Car la route s’est construite autour d’une idée très précise : celle du contrôle absolu du braquet, de la finesse de cadence, de l’ajustement permanent. Le bon pignon au bon moment. Le bon plateau au bon instant. Une forme de précision presque obsessionnelle. Le mono, lui, propose autre chose. Moins de choix apparents, mais une autre forme de cohérence. Une autre lecture de l’effort.
Et c’est précisément là que le décalage apparaît. Ce n’est pas une opposition technique. C’est une évolution culturelle. Parce qu’en réalité, la route moderne n’est déjà plus celle d’avant. Elle emprunte au VTT, au gravel, au triathlon. Elle intègre la data, l’aérodynamique, la biomécanique, l’ingénierie. Elle absorbe, elle mélange, elle évolue. Et peut-être que ce qui dérange encore, ce n’est pas le mono en lui-même. C’est ce qu’il représente : la fin d’un cadre figé.
Comprendre plutôt que trancher
Ce deuxième article n’efface pas le premier. Il le prolonge, il le corrige, il le dépasse. Il ne revient pas en arrière, il avance. Il prend ce qui était une intuition, une lecture partielle, une erreur aussi et il en fait autre chose. Une compréhension plus fine. Plus complète. Plus juste.

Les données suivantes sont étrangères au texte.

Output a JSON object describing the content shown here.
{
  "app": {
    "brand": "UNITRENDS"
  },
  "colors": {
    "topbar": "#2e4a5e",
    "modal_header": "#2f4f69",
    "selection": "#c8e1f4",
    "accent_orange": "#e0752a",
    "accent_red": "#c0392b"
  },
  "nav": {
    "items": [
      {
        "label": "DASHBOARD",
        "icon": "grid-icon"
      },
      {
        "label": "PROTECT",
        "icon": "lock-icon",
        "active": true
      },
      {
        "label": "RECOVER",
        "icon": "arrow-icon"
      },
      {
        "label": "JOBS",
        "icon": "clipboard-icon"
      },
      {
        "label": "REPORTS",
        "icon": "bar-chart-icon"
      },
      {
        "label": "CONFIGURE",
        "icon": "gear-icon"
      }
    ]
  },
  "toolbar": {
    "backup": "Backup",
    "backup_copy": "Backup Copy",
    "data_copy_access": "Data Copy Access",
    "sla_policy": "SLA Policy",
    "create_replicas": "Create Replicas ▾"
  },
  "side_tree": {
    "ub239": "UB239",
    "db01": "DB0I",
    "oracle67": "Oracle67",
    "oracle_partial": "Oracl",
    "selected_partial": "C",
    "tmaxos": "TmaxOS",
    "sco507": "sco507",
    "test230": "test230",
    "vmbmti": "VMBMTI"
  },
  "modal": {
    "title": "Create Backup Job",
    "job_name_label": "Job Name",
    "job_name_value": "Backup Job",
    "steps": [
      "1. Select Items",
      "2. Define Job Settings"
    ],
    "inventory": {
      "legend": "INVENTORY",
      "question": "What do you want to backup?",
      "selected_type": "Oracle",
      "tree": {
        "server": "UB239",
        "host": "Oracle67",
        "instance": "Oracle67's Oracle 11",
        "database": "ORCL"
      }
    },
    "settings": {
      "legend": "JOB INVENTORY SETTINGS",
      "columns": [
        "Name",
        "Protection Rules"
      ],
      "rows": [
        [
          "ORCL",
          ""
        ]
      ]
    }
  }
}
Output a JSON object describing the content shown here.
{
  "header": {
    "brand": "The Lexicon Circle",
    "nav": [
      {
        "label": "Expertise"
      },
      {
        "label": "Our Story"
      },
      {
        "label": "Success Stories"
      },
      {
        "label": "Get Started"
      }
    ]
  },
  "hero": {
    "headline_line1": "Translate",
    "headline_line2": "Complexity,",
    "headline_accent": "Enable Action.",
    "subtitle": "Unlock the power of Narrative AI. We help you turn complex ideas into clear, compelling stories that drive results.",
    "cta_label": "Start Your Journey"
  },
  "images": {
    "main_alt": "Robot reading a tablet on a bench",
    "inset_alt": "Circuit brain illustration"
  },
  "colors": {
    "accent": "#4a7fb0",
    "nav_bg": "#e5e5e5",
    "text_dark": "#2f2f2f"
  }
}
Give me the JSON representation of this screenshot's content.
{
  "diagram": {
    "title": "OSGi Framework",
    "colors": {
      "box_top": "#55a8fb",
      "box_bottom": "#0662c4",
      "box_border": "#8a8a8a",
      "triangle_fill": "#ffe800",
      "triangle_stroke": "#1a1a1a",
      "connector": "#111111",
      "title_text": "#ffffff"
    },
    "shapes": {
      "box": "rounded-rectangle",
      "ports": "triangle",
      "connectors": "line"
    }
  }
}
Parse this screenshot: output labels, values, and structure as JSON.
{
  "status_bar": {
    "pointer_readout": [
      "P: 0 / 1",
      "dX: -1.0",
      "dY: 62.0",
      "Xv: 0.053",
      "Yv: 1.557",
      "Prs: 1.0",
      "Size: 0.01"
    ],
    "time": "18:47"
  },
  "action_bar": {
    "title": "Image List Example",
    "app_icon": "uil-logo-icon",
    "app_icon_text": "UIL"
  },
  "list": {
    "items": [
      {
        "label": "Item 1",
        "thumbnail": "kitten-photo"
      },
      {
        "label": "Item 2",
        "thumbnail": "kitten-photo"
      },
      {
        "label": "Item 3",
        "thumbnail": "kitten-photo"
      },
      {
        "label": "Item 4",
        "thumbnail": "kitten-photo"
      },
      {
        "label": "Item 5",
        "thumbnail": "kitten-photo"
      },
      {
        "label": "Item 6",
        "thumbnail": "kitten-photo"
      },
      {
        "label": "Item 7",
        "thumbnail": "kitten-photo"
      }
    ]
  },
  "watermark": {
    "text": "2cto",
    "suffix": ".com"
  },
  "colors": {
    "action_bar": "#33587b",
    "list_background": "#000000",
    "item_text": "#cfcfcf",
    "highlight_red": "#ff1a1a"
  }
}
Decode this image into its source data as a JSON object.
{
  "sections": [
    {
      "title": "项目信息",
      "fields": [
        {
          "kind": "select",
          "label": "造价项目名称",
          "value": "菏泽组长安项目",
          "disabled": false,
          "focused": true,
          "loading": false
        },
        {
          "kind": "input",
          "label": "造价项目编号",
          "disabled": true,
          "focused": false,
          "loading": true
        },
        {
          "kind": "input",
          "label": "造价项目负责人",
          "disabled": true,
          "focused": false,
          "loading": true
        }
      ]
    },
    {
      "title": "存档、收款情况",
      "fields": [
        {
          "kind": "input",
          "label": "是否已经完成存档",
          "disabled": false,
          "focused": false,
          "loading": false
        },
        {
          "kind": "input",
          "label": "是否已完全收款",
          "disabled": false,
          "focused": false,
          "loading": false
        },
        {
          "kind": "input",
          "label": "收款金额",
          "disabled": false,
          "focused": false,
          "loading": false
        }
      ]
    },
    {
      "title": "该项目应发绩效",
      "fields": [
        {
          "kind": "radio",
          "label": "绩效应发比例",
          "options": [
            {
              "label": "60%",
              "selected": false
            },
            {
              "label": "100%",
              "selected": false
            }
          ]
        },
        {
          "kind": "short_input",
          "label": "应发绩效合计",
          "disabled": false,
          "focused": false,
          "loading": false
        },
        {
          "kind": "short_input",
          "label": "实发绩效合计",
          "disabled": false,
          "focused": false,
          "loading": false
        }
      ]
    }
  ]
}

Parce qu’au fond, le vélo moderne ne se comprend plus avec des certitudes. Il se comprend avec des nuances. Avec des échanges. Avec des confrontations de points de vue. Avec des gens qui savent, qui testent, qui vivent le produit là où il est le plus exigeant. Et avec cette capacité rare mais essentielle d’accepter que la première lecture n’est pas toujours la bonne.
Derrière chaque choix matériel, il n’y a presque jamais une vérité unique. Il y a une construction. Une accumulation de paramètres que l’on ne voit pas. Des contraintes que l’on n’imagine pas. Des décisions prises à la croisée du terrain, de la data, de l’expérience et du ressenti. Une série d’ajustements. Une somme de compromis. Et c’est précisément ce qui change tout.
Parce que le très haut niveau ne cherche pas le matériel parfait. Il sait qu’il n’existe pas. Ce qu’il cherche, c’est autre chose. Quelque chose de plus subtil. De plus exigeant. De plus intelligent. Le matériel juste. Celui qui répond à une situation précise. Celui qui s’inscrit dans un contexte. Celui qui fonctionne… ici, maintenant. Au bon endroit. Au bon moment. Pour le bon coureur.